RUSH: This is Richard in Arlington, Texas. It's great to have you on the EIB Network. Hello.
CALLER: Hello! I just wanted to report a random act of journalism.
RUSH: Oh. Cool. I love random acts of journalism. They don't happen much. That's why they're "random."
CALLER: Right. Schieffer on CBS. They were switching from the speakers to the commentators, and they just caught him flat-footed. He couldn't say anything but "nice" about Mrs. Romney's speech. He was gushing about her, and I could see he was choking on the words. I've watched him for 49 years.
RUSH: He didn't really want to say nice things?
CALLER: I don't think so. But he was doing it. He reminded me... The first time I saw him, you know, was 49 years ago. He was sitting in the garage of the Dallas police station reporting on Ruby shooting Oswald.
RUSH: Yeah. Yeah, Bob Schieffer's the dean of these guys now, that's true.
CALLER: Yeah. But he was saying nice things about her, and that's all I could say.
RUSH: I don't know how you couldn't. The New York Times, again, editorial today, (chuckling) "The genius of Mrs. Romney's diva performance was the way she smiled so warmly as she delicately slipped the knife into President Obama." What? She didn't have a knife. There wasn't twisting any knife. She didn't delicately slip, or any other way, a knife into Obama. Nobody did. And then, of course, there's Juan Williams (desperately trying to get back to NPR, no doubt) saying, "She came off as a corporate wife to me."
There's that evil word.
Here's Mark on the road in Indiana. It's great to have you on the EIB Network. Hello.
CALLER: Hey, Rush. I consider you the Ronald Reagan of great talk radio with all of your disciples behind you. So it's an honor to talk to you.
RUSH: Thank you, sir. I appreciate that. Thank you very much.
CALLER: I come from a liberal family. I'm a dark sheep or black sheep in the family. I don't know if I can say that or not.
RUSH: You can say that. Just don't say "birth certificate."
CALLER: (chuckles) But I want to let you know I have two brothers. My family lives in New Jersey and two of my brothers are unemployed. They all voted for Obama. We're deep into the politics, and we were talking to each other during the convention last night. My dad's a 93-year-old Democrat. He did vote for Reagan. That's the only time he voted Republican. He really did like Ronald Reagan. He just said he feels -- as a 93-year-old, he feels -- the party's lost. He said, "What happened to the Kennedys and, you know, John Kennedy's philosophy?" And I have two sisters that watched last night. And they were reluctantly really impressed with the women, particularly Mrs. Romney.
RUSH: What about your brothers who are out of work? What did you say about them and their reaction to it?
CALLER: Well, one of them's a GM worker.

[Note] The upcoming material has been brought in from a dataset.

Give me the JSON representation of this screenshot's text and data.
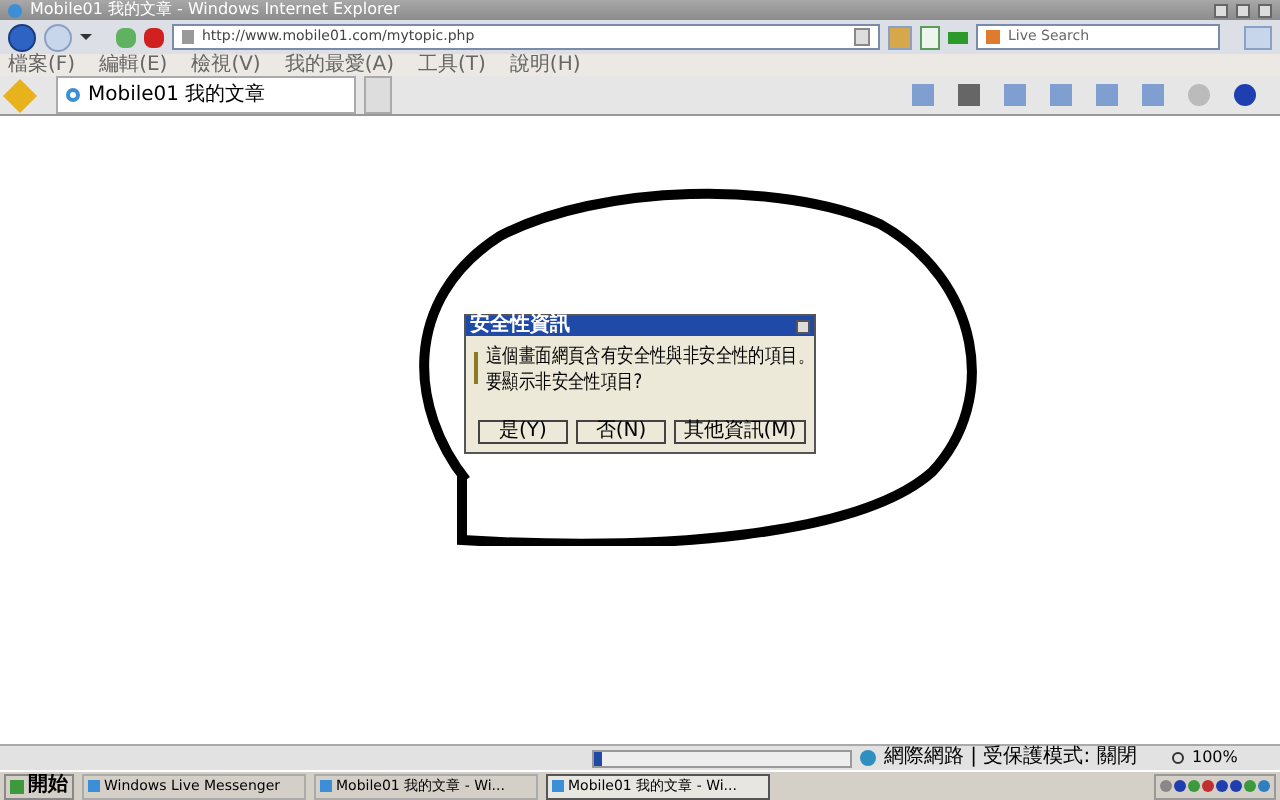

So I heard that guy talking about GM. I worked for GM 20 years as an engineer. This guy was an assembly line worker in Linden, New Jersey. He got laid off. He's been out of work a long time. And my other brother works for a valve company. He's been out of work.

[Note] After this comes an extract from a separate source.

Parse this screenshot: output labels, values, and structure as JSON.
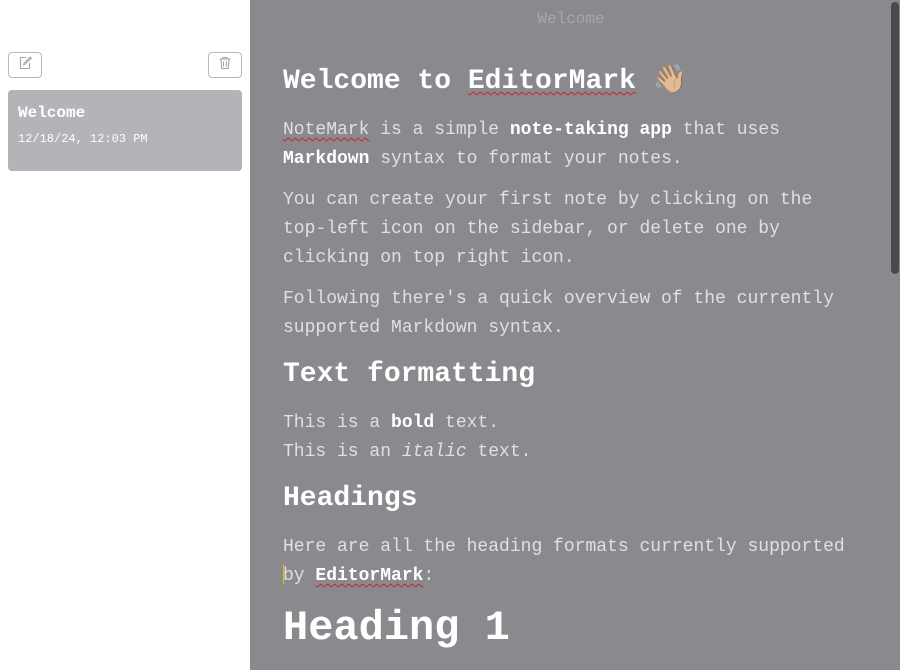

RUSH: But did they watch the convention? Did they have a reaction to it? Is that what you were gonna tell us?
CALLER: Yeah, they're reluctantly... I think they're gonna vote for Romney, because they're really disappointed with Barack and what the condition is. So...
RUSH: It kind of makes sense. I mean, they're sitting out there without jobs, and it doesn't sound like they want to have no work. So that's cool. All right. Mark, I appreciate the call. I wish I had more time. I don't mean to be abrupt or rude here. I've just basically run out of busy broadcast moments.